Aveva accanto Adele, la donna che più ha amato, la compagna che era anche la sua coscienza, grazie a lei e alla scrittura riuscì a sopravvivere alla morte, a soli 55 anni, del figlio Alessandro, un capitano d’industria stimatissimo, alla Feltrinelli, a Finmeccanica, al Credito italiano, banchiere d’affari…, il contrario del padre che nei numeri si perdeva, un macigno per il vecchio Giampa che sembrava destinato a una morte felice: «Come posso credere a un Padreterno che ha preso lui anziché prendere me».
Monferrino timido e ribelle, Giampa aveva il coraggio e la modestia di quella piccola specialissima patria piemontese, il complesso di inferiorità della provincia che è la cuccia di tutti i grandi italiani. Anche da vecchio scriveva ancora per il papà Ernesto, operaio del telegrafi, per la mamma Giovanna che non leggeva i suoi articoli, per la nonna Caterina, contadina analfabeta «che non aveva altra terra se non quella dei vasi da fiori», la nonna che perse il marito — Giovanni — nei campi, poi perse un figlio — Paolo — che cadde da un’impalcatura. Ed è a loro che fu dedicato il ragazzo: Giovanni e Paolo, Giampaolo.
C’era la foga del malessere come risorsa persino nel suo famoso stile che è diventato una scuola.
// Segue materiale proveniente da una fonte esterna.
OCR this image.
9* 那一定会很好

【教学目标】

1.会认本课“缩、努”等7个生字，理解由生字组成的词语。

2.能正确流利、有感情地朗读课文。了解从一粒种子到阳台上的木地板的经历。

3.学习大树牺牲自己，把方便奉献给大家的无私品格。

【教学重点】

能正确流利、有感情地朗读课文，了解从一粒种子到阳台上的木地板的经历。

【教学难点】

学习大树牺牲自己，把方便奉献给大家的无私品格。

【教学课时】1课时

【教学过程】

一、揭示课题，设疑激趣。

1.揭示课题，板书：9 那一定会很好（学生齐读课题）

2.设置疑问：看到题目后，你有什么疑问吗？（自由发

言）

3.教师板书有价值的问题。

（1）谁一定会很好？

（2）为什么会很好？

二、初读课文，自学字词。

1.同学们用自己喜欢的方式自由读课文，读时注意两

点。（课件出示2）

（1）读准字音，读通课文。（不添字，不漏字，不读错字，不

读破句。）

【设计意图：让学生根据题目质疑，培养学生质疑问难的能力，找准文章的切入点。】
Sferzante e imprevedibile, ogni tanto si faceva spericolato, come sempre è accaduto ai grandi giornalisti impressionisti che si possono permettere anche la libertà di inventarsi un Kant fatalista di provincia: «Fai quel che devi e avvenga quel che può» si inventò un giorno.
Pansa era fatto così, concentrava in sé tutto il bene e il male di un mestiere che si sta inesorabilmente rovinando, la velocità di scrittura, la fantasia delle citazioni, la memoria e l’amore per la battuta. Riassumeva se stesso così: «Tutto ciò che resterà della mia vita è quello che ho scritto». E tutti sapevano che avrebbe scritto pure sui muri, sempre funambolico, la vita come spettacolo — «Scrivo da un paese che non esiste più» fu l’incipit dal Vajont — e quell’attenzione dolce per il dolore che è un’altra delle lezioni più belle di Fenoglio.
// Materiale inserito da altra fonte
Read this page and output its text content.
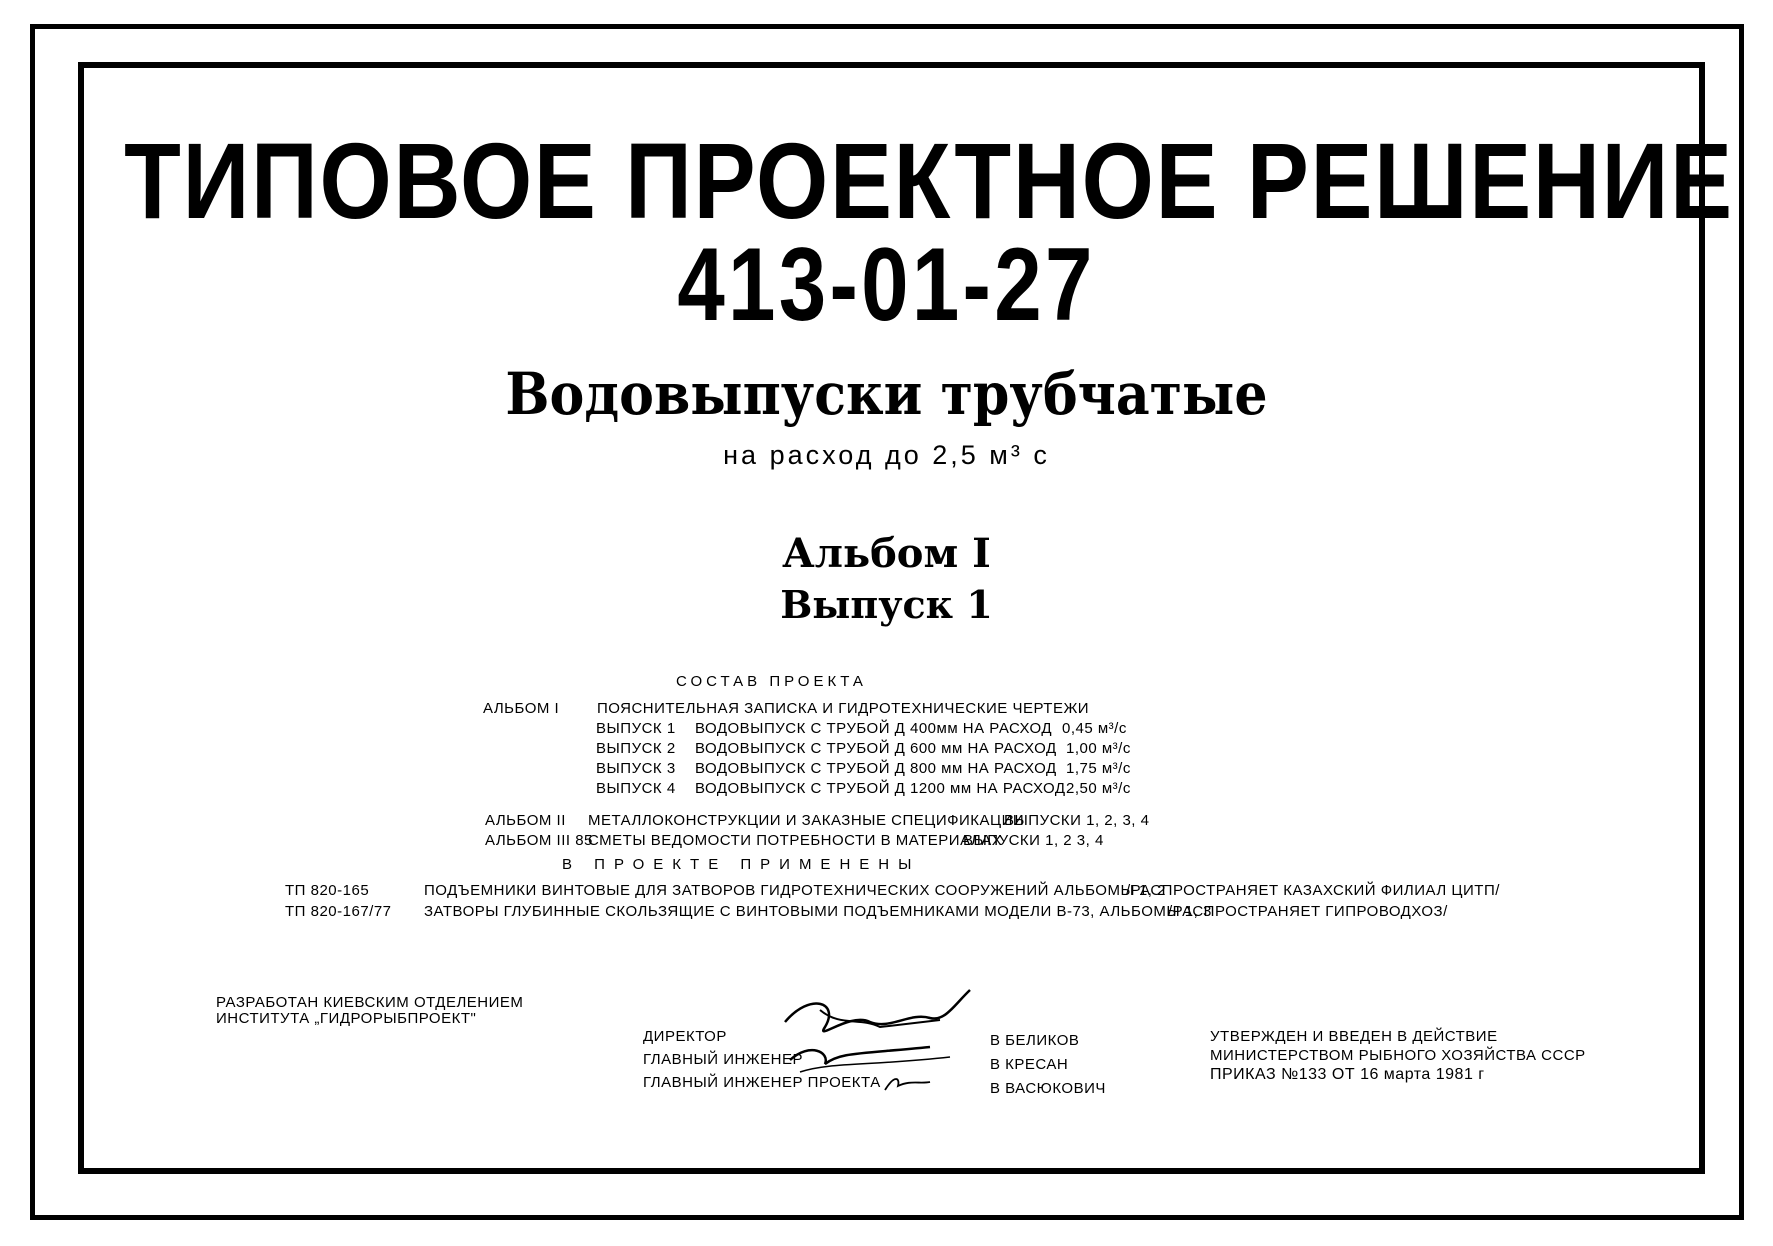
ТИПОВОЕ ПРОЕКТНОЕ РЕШЕНИЕ
413-01-27
Водовыпуски трубчатые
на расход до 2,5 м³ с
Альбом I
Выпуск 1
СОСТАВ ПРОЕКТА
АЛЬБОМ I	ПОЯСНИТЕЛЬНАЯ ЗАПИСКА И ГИДРОТЕХНИЧЕСКИЕ ЧЕРТЕЖИ
ВЫПУСК 1 ВОДОВЫПУСК С ТРУБОЙ Д 400мм НА РАСХОД 0,45 м³/с
ВЫПУСК 2 ВОДОВЫПУСК С ТРУБОЙ Д 600 мм НА РАСХОД 1,00 м³/с
ВЫПУСК 3 ВОДОВЫПУСК С ТРУБОЙ Д 800 мм НА РАСХОД 1,75 м³/с
ВЫПУСК 4 ВОДОВЫПУСК С ТРУБОЙ Д 1200 мм НА РАСХОД 2,50 м³/с
АЛЬБОМ II МЕТАЛЛОКОНСТРУКЦИИ И ЗАКАЗНЫЕ СПЕЦИФИКАЦИИ
ВЫПУСКИ 1, 2, 3, 4
АЛЬБОМ III 85
СМЕТЫ ВЕДОМОСТИ ПОТРЕБНОСТИ В МАТЕРИАЛАХ
ВЫПУСКИ 1, 2 3, 4
В ПРОЕКТЕ ПРИМЕНЕНЫ
ТП 820-165	ПОДЪЕМНИКИ ВИНТОВЫЕ ДЛЯ ЗАТВОРОВ ГИДРОТЕХНИЧЕСКИХ СООРУЖЕНИЙ АЛЬБОМЫ 1, 2
/РАСПРОСТРАНЯЕТ КАЗАХСКИЙ ФИЛИАЛ ЦИТП/
ТП 820-167/77 ЗАТВОРЫ ГЛУБИННЫЕ СКОЛЬЗЯЩИЕ С ВИНТОВЫМИ ПОДЪЕМНИКАМИ МОДЕЛИ В-73, АЛЬБОМЫ 1, 3
/РАСПРОСТРАНЯЕТ ГИПРОВОДХОЗ/
РАЗРАБОТАН КИЕВСКИМ ОТДЕЛЕНИЕМ
ИНСТИТУТА „ГИДРОРЫБПРОЕКТ"
ДИРЕКТОР
ГЛАВНЫЙ ИНЖЕНЕР
ГЛАВНЫЙ ИНЖЕНЕР ПРОЕКТА
В БЕЛИКОВ
В КРЕСАН
В ВАСЮКОВИЧ
УТВЕРЖДЕН И ВВЕДЕН В ДЕЙСТВИЕ
МИНИСТЕРСТВОМ РЫБНОГО ХОЗЯЙСТВА СССР
ПРИКАЗ №133 ОТ 16 марта 1981 г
Senza concessioni alla moda detestabile del maschio femminista e senza i compiacimenti generazionali per la malafemmina, Pansa è anche la straordinaria storia d’amore con la signora Adele Grisendi: «non ero io che decisi di guardarla, ma era lei che mi obbligò a farlo».
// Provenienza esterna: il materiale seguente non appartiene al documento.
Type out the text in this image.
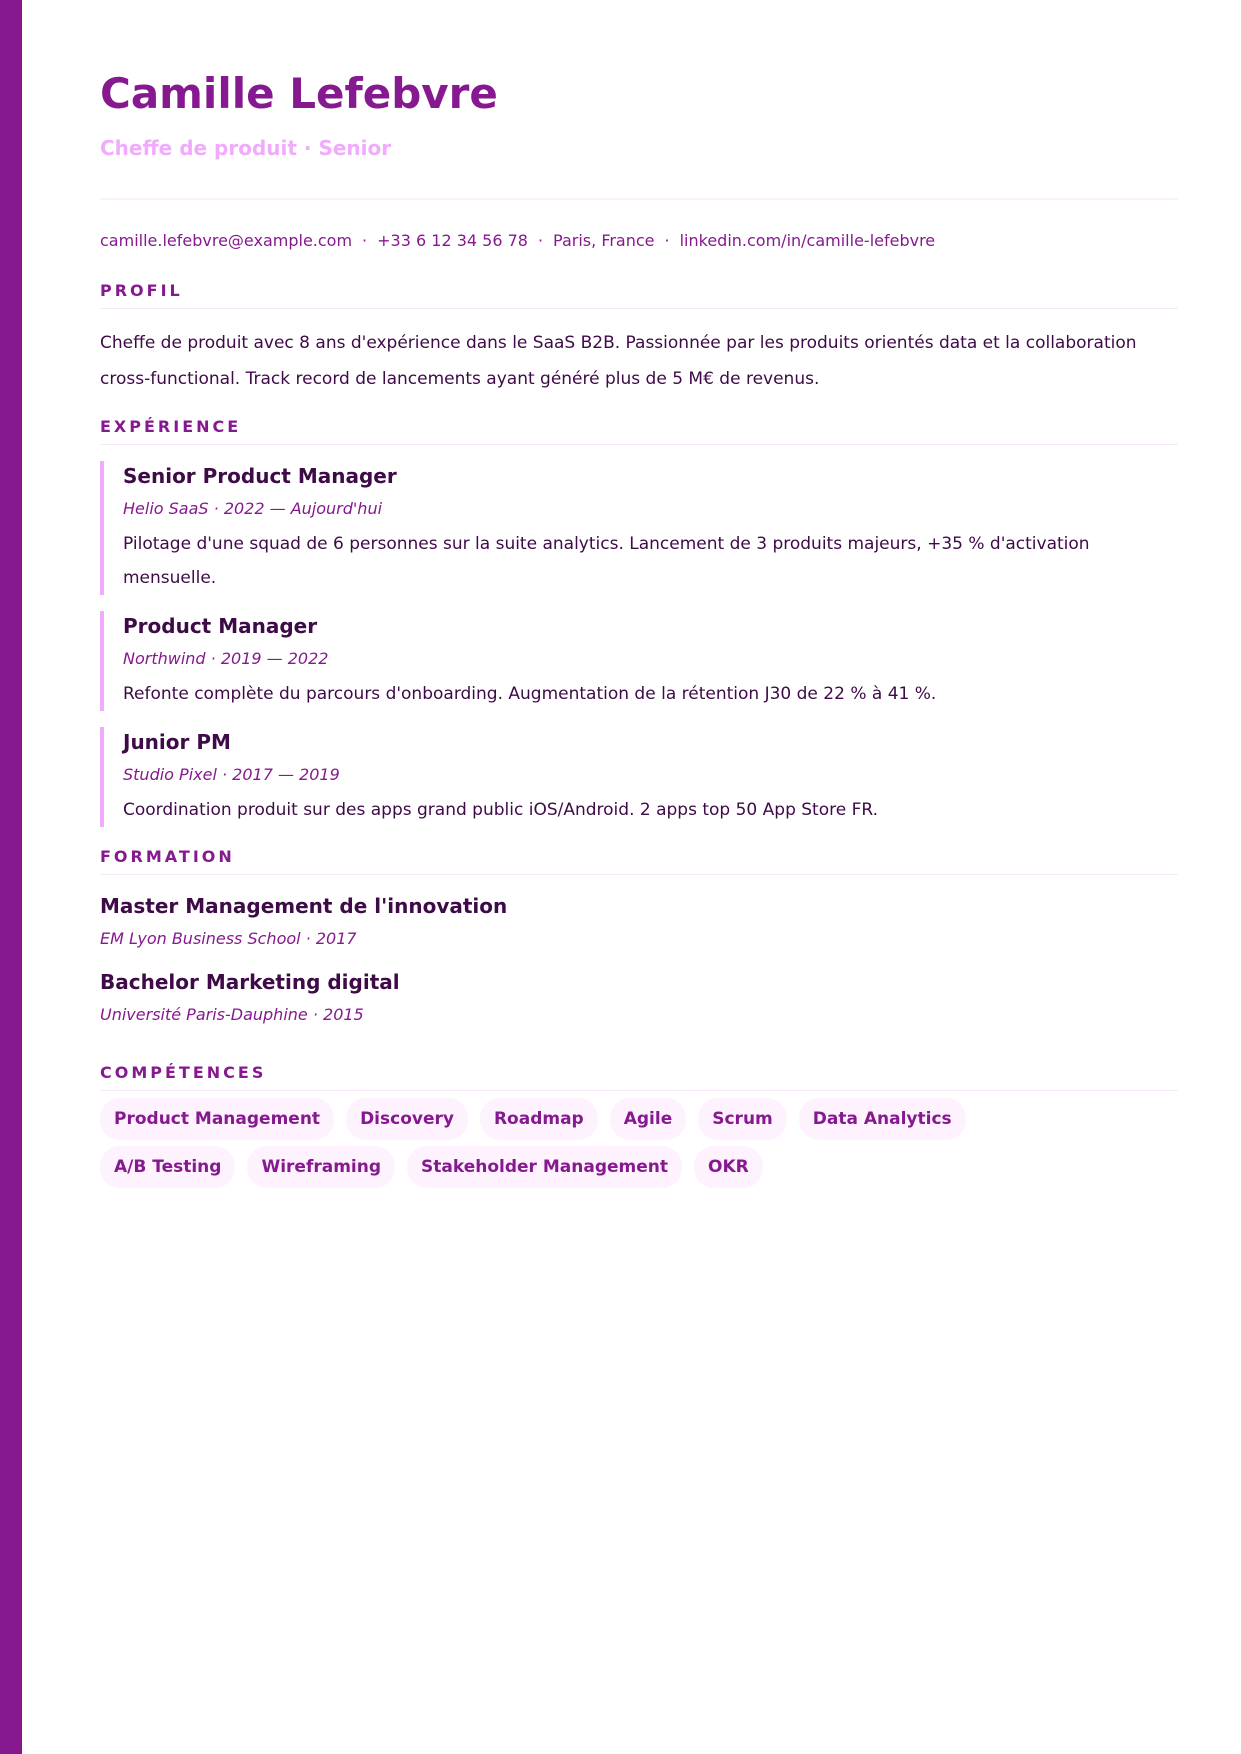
Camille Lefebvre
Cheffe de produit · Senior
camille.lefebvre@example.com · +33 6 12 34 56 78 · Paris, France · linkedin.com/in/camille-lefebvre
PROFIL
Cheffe de produit avec 8 ans d'expérience dans le SaaS B2B. Passionnée par les produits orientés data et la collaboration cross-functional. Track record de lancements ayant généré plus de 5 M€ de revenus.
EXPÉRIENCE
Senior Product Manager
Helio SaaS · 2022 — Aujourd'hui
Pilotage d'une squad de 6 personnes sur la suite analytics. Lancement de 3 produits majeurs, +35 % d'activation mensuelle.
Product Manager
Northwind · 2019 — 2022
Refonte complète du parcours d'onboarding. Augmentation de la rétention J30 de 22 % à 41 %.
Junior PM
Studio Pixel · 2017 — 2019
Coordination produit sur des apps grand public iOS/Android. 2 apps top 50 App Store FR.
FORMATION
Master Management de l'innovation
EM Lyon Business School · 2017
Bachelor Marketing digital
Université Paris-Dauphine · 2015
COMPÉTENCES
Product Management	Discovery	Roadmap	Agile	Scrum	Data Analytics
A/B Testing	Wireframing	Stakeholder Management	OKR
Non voglio essere reticente: indimenticabili sono state le cattiverie polemiche che scrisse su Ezio Mauro, Carlo De Benedetti ed Eugenio Scalfari perché sino alla fine Repubblica gli tornava in gola. Erano fratelli e si guastarono, dove guastarsi è un’altra maniera di vivere insieme, senza mai perdersi di vista. Come ha detto Scalfari i grandi protagonisti delle polemiche del tempo, quando passa quel tempo, non hanno conti da saldare.
Rimangono gli stili e i dettagli di vita come contributi alla biografia del giornalismo italiano della carta stampata, alla struggente bellezza di una professione morente che ha premiato Pansa sino a eleggerlo maestro.
Francesco Merlo, “La Repubblica”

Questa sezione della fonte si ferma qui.